18. The Council noted that proposals to foster free trade often failed because of opposition by one or several countries. Therefore, the Council intends to give priority attention to a new code against protectionism covering industrial goods, agricultural goods and services, the combination of which is not adequately covered by existing arrangements. The code would be open to interested nations and designed both to encourage co-operation among those nations that are prepared to promote freer trade and to remove the right of veto of major powers as has existed in the past multilateral trade negotiations.
III. Development and Population
19. The Council intends to promote the accelerated development of the developing countries. It will seek, through missions, consultations, public relations activities and other means, to increase and sustain the flows of financial and other resources to developing countries through both public and private channels, with particular emphasis on the transfer of science and technology. This will require sustained efforts by the Council to enhance public awareness in some key developed countries of the seriousness and urgency of development problems and of the essential common interests of developing and developed countries. The Council will also pay particular attention to the critical world population problem.

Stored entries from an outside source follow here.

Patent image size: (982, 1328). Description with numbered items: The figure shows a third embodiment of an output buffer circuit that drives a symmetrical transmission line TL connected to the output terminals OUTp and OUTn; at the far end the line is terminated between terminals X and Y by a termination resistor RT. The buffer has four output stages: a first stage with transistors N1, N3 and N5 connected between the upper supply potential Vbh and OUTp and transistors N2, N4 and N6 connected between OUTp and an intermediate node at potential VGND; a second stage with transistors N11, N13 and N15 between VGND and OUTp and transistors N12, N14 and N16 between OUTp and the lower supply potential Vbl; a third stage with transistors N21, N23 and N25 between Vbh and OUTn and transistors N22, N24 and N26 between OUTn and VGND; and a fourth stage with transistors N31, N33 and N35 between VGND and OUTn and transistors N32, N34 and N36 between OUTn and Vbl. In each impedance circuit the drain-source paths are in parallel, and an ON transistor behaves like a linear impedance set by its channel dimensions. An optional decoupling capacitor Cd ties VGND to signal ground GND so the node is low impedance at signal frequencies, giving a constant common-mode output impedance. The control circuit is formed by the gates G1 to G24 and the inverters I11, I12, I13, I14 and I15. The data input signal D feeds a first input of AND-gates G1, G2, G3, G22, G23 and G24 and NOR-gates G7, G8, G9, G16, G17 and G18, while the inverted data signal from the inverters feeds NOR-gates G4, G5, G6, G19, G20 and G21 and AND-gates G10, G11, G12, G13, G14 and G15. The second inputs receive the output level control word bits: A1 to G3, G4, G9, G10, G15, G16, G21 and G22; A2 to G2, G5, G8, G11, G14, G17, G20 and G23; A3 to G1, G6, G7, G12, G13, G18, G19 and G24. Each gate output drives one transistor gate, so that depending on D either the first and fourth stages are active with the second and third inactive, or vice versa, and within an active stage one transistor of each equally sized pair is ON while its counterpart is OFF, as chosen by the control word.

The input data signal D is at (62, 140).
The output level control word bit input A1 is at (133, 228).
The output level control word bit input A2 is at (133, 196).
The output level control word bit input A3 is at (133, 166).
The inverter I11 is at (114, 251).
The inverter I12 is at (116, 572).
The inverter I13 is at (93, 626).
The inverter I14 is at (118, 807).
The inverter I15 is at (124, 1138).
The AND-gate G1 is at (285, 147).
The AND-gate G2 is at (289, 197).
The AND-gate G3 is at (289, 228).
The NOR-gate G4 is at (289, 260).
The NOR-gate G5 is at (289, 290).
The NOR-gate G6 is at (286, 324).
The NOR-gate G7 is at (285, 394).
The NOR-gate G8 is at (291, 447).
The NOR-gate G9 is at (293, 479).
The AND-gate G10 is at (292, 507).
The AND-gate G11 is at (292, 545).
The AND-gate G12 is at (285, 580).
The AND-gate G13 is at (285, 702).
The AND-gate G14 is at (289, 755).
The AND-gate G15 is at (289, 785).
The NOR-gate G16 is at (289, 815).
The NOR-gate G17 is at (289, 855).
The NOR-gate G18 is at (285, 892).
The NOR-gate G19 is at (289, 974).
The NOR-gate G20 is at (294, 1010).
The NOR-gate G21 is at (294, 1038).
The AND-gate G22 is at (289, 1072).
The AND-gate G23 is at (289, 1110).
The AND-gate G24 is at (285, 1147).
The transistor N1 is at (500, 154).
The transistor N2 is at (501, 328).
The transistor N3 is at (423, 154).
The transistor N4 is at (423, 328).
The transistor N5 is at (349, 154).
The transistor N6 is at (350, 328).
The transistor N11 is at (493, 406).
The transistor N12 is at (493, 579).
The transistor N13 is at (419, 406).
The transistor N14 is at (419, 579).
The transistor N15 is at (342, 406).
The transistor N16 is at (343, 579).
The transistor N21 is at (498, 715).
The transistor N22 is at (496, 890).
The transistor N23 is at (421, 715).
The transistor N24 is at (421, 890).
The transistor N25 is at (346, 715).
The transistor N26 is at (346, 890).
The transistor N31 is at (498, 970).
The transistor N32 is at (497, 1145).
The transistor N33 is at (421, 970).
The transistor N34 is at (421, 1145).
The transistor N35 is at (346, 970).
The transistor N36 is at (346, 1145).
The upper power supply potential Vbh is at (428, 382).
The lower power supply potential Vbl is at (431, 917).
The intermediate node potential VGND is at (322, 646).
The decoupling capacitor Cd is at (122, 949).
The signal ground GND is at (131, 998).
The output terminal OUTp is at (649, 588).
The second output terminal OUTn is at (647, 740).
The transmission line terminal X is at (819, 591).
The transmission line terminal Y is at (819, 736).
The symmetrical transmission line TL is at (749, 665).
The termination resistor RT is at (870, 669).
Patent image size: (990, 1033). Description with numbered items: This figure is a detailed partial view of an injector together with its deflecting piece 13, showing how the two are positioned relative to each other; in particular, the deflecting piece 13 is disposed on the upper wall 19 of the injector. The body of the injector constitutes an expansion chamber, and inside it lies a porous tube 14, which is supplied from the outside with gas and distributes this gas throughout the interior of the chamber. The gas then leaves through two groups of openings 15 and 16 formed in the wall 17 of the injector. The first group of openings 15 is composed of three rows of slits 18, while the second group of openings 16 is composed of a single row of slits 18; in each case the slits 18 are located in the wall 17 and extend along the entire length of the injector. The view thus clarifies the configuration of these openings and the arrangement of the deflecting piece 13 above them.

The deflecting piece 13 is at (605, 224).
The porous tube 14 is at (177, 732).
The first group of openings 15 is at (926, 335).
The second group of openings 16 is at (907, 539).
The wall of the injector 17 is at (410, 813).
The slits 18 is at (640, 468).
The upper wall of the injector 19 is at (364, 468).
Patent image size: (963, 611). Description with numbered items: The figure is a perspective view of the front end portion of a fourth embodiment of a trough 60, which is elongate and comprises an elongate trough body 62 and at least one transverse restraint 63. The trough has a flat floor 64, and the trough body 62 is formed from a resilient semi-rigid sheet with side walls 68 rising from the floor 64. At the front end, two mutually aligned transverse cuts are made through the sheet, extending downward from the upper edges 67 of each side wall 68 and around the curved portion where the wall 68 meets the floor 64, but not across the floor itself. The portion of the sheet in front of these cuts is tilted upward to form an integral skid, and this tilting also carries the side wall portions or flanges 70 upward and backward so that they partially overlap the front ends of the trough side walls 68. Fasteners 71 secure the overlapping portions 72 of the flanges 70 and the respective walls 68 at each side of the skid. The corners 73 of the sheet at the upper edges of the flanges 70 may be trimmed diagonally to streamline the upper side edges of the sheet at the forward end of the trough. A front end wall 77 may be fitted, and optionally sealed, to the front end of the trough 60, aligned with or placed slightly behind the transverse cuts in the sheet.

20. The Council decided, in view of the vital importance of official development assistance to the least developed countries, which most severely suffer from poverty, hunger and natural disasters, to undertake consultations with donor governments aimed at encouraging a rapid increase in concessional assistance to these countries, together with other measures to increase their earnings and broaden their sources of finance.
21. The Council agreed to undertake, after further preparation, a series of broadly-based consultations in developing and developed countries to gradually define and gain support for a major long-term programme of increased development co-operation. This programme will require the full participation of developing and developed countries, in a coherent and sustained effort for at least ten years, to promote self-sustaining economic growth in the developing countries, respecting their particular needs and objectives, and thus enabling them to participate positively in the revitalization of the world economy as a whole.
IV. The Role of the United Nations
22. The Council reaffirmed its conviction that the United Nations Organization has a critically important role to play in the examination and solution of the major issues confronting humanity - peace, disarmament and world development.